The third issue is very simple: IF it is incorrectly declared historic, then, and simply put, who will pay for the restoration? The current owners certainly not only have no intention of doing so, but they should not be forced to maintain a structure that has reached a point of such severe and dangerous deterioration.
Do I care? Of course I care. All of Carl Fisher’s historically important hotels should have been saved, but they weren’t. The original house that was the first Joe’s Restaurant (later Joe’s Stone Crab) on Biscayne Street should have been saved, but it wasn’t. The original Miami Beach Federal, on the northwest corner of Lincoln Road and Washington Avenue should have been save, but it wasn’t. The list, of course, is nearly endless. As stated above, the Roney Plaza and innumerable other buildings of architectural and historic importance should have been saved and I wonder where all of the (as the late, great Neil Rogers would often refer to them as) “well meaning but completely unknowledgeable front-running phonies were then. They were either not here or not interested, and it seems that the hysteria over saving the Deauville is being carried on and carried out by those who have wonderful memories of the pool, the ice skating rink, the coffee shop and restaurants, the wonderful shows and the great events held there, but, as is so often the case, none of them are prepared to put up the money to save a property that can be remembered in photographs, booklets, brochures and postcards, but which, frankly and truthfully, has reached the point—in a capitalistic (not a dirty word) society and free market economy at which it is time to state the truth and facts about a property that, while being a wonderful resort for a good few years and of which there are thousands and thousands of happy memories, never should have been built by Sam Cohen because its construction brought about the demolition of the current Deauville Hotel’s predecessor and it was that wonderful building which, absolutely and unquestionably should have been saved.
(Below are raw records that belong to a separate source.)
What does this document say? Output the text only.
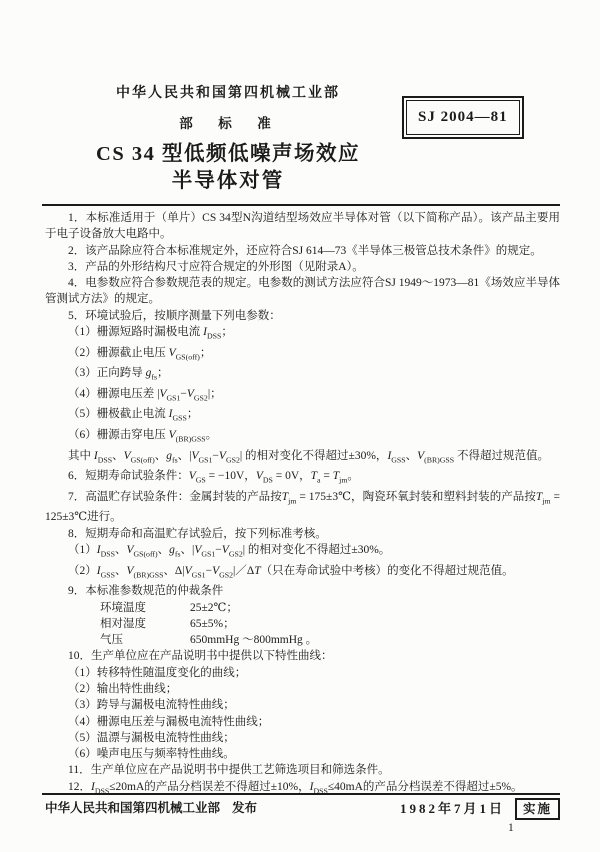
中华人民共和国第四机械工业部
部　标　准
CS 34 型低频低噪声场效应
半导体对管
SJ 2004—81

1．本标准适用于（单片）CS 34型N沟道结型场效应半导体对管（以下简称产品）。该产品主要用于电子设备放大电路中。

2．该产品除应符合本标准规定外，还应符合SJ 614—73《半导体三极管总技术条件》的规定。

3．产品的外形结构尺寸应符合规定的外形图（见附录A）。

4．电参数应符合参数规范表的规定。电参数的测试方法应符合SJ 1949～1973—81《场效应半导体管测试方法》的规定。

5．环境试验后，按顺序测量下列电参数：

（1）栅源短路时漏极电流 $I_{DSS}$；

（2）栅源截止电压 $V_{GS(off)}$；

（3）正向跨导 $g_{fs}$；

（4）栅源电压差 $|V_{GS1}-V_{GS2}|$；

（5）栅极截止电流 $I_{GSS}$；

（6）栅源击穿电压 $V_{(BR)GSS}$。

其中 $I_{DSS}$、$V_{GS(off)}$、$g_{fs}$、$|V_{GS1}-V_{GS2}|$ 的相对变化不得超过±30%，$I_{GSS}$、$V_{(BR)GSS}$ 不得超过规范值。

6．短期寿命试验条件：$V_{GS} = -10V$，$V_{DS} = 0V$，$T_a = T_{jm}$。

7．高温贮存试验条件：金属封装的产品按$T_{jm}$ = 175±3℃，陶瓷环氧封装和塑料封装的产品按$T_{jm}$ = 125±3℃进行。

8．短期寿命和高温贮存试验后，按下列标准考核。

$(1)I_{DSS}$、$V_{GS(off)}$、$g_{fs}$、$|V_{GS1}-V_{GS2}|$ 的相对变化不得超过±30%。

$(2)I_{GSS}$、$V_{(BR)GSS}$、$\Delta|V_{GS1}-V_{GS2}|/\Delta T$（只在寿命试验中考核）的变化不得超过规范值。

9．本标准参数规范的仲裁条件

环境温度	25±2℃；

相对湿度	65±5%；

气压	650mmHg ～800mmHg 。

10．生产单位应在产品说明书中提供以下特性曲线：

（1）转移特性随温度变化的曲线；

（2）输出特性曲线；

（3）跨导与漏极电流特性曲线；

（4）栅源电压差与漏极电流特性曲线；

（5）温漂与漏极电流特性曲线；

（6）噪声电压与频率特性曲线。

11．生产单位应在产品说明书中提供工艺筛选项目和筛选条件。

12．$I_{DSS}\le 20mA$的产品分档误差不得超过±10%，$I_{DSS}\le 40mA$的产品分档误差不得超过±5%。

中华人民共和国第四机械工业部 发布	1982年7月1日	实施
1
Simply put: if the crocodile tears crying so called “preservationists” really and truly want to save the hotel, then, indeed, I urge them (which they won’t do, and both you, dear reader, and I know this to be an absolute fact) to get off their butts, form a not-for-profit corporation and raise the some hundreds of millions of dollars which it will take to restore a property that is, frankly, almost beyond restoration. At such time as that occurs (on “the twelfh of never?”)
I will not only honestly and earnestly salute them but will also admit that I was wrong. But, and again, “truth be told?” Neither is going to happen.
Be –and stay—well, folks, and with all good wishes to all of you, your friends and your families.